Con il 2012 inizia il 5° anno del mitico portale dei Democratici dell’Alto Mantovano (per gli scettici sono sempre a disposizione i primi articoli datati gennaio 2008 a destra nella pagina), quindi per tutti doppi auguri: per un 2012 “anticiclico” (come direbbe Bersani) cioè insomma bello e positivo “contrariamente a ogni trend” e perchè anche il nostro portale, come anche il PD, ritrovi nel 2012 nuove energie e idee.

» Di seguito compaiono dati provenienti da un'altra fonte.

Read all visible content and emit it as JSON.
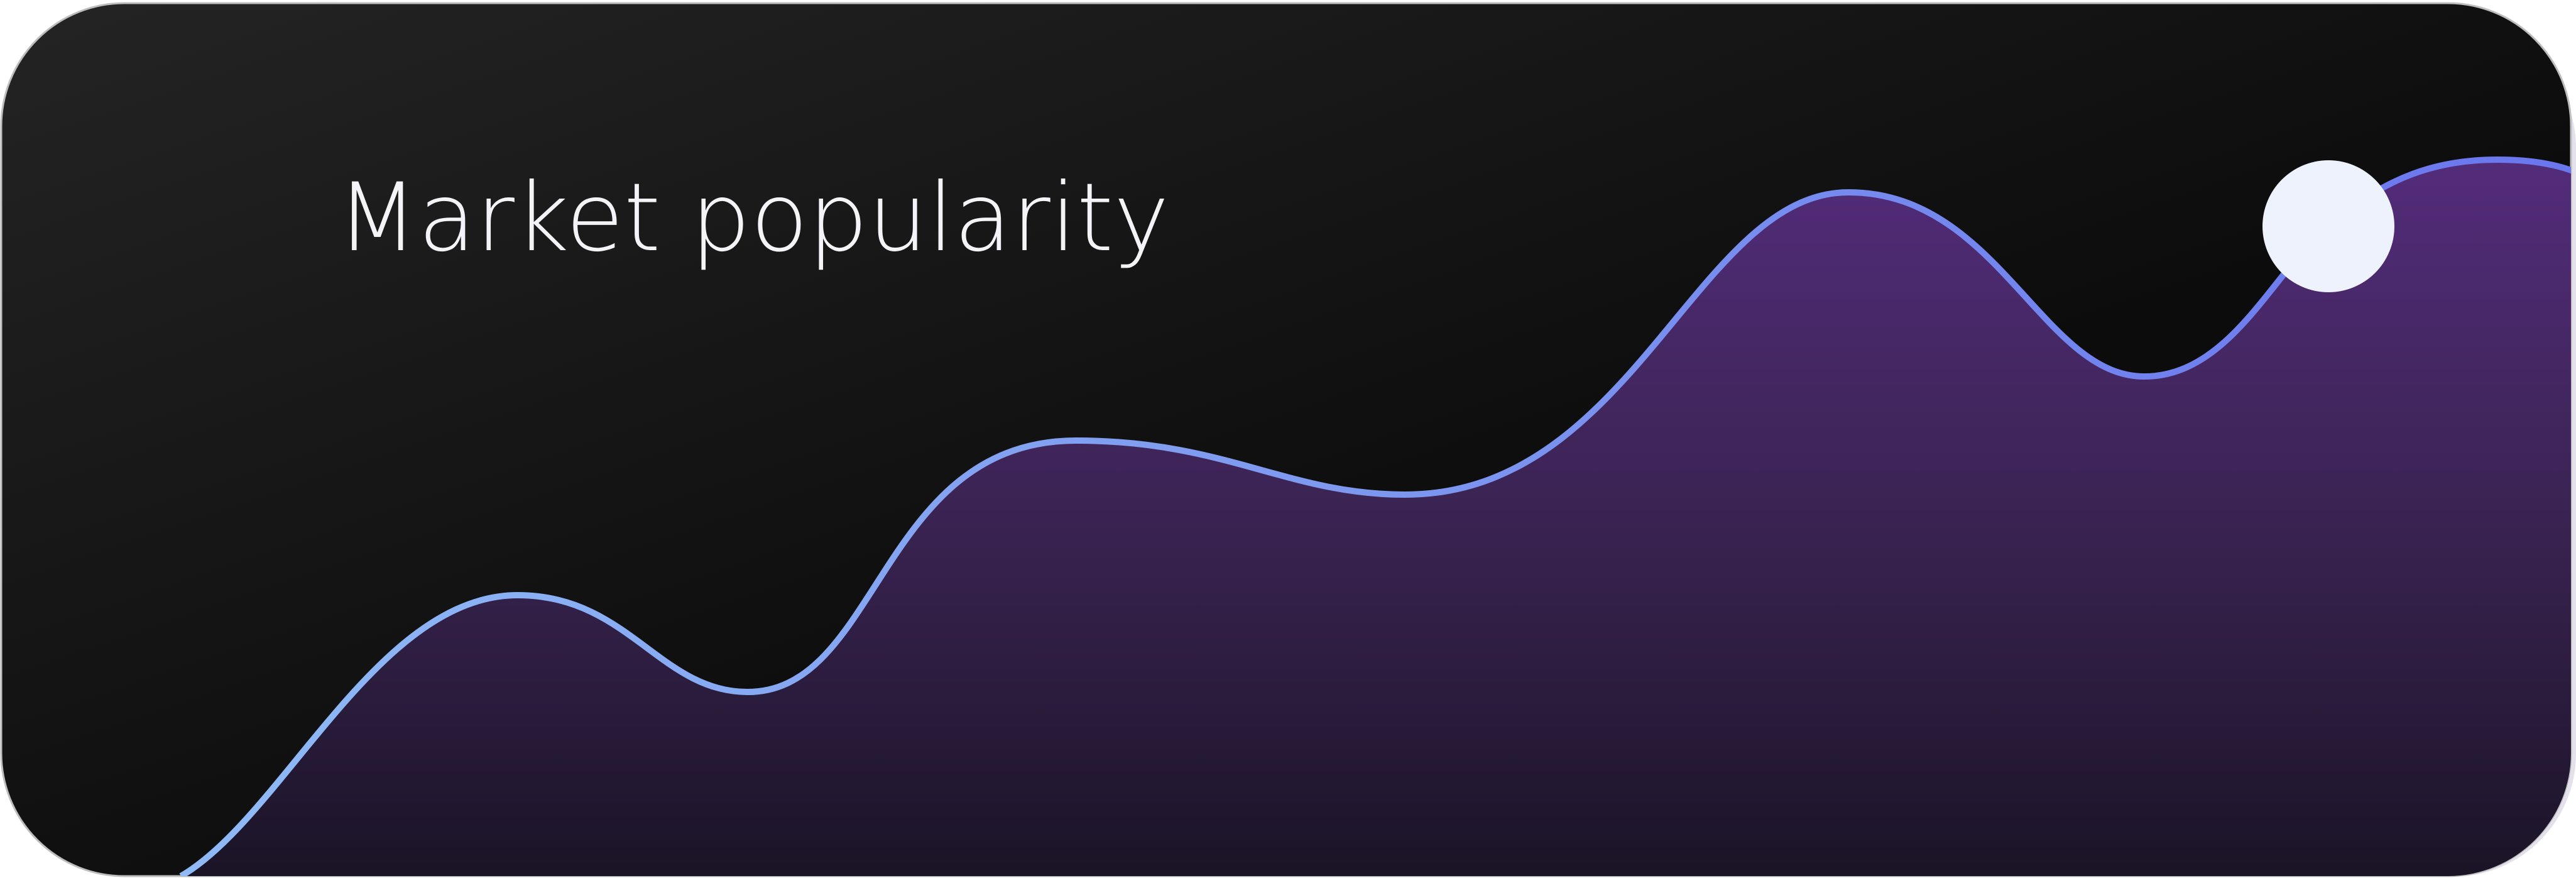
{
  "title": "Market popularity"
}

La molla dell’articolo era però la lettera che Napolitano ha scritto per la rivista Reset ai primi di dicembre, poi ripresa da Repubblica e da altri giornali.
La lettera (che trovate qui http://www.reset.it/focus/127/284) era in risposta alla richiesta di commentare il cinquantesimo anniversario della morte di Luigi Einaudi.
Le argomentazioni di Napolitano hanno innescato una proficua discussione all’interno del PD sul vigore e sulla opportunità di valorizzare maggiormente la componente liberale del partito.
Sempre Reset ha pubblicato un interessante articolo (Reazioni Pd: un messaggio che spinge a innovare di Alessandro Lanni, che potete trovare qui http://goo.gl/u3Tk2) che riprende vari commenti e opinioni alle parole di Napolitano.
Io dico velocissimamente la mia sottolineando come il Partito Democratico dovrà prima o poi riuscire davvero a SUPERARE le sue due grandi anime (post)comunista e cattolica per approdare a sponde più “liberal”. I commenti e le considerazioni all’articolo di Napolitano sono sicuramente interessanti per valutare questa prospettiva, in particolare quelle, un poco taglienti, che sottolineano come l’assemblea costituente fosse stata totalmente monopolizzata da cattolici e marxisti (liberali quindi esclusi) uniti dalla comune diffidenza verso imprese e mercato.
Quindi, insomma, oltre al grazie che dobbiamo a Napolitano per il servizio reso alla nazione in questi mesi diciamo eufemisticamente “turbolenti” aggiungiamo un altro grazie per questa sua capacità di innescare nel partito una proficua discussione di prospettiva e di alto respiro.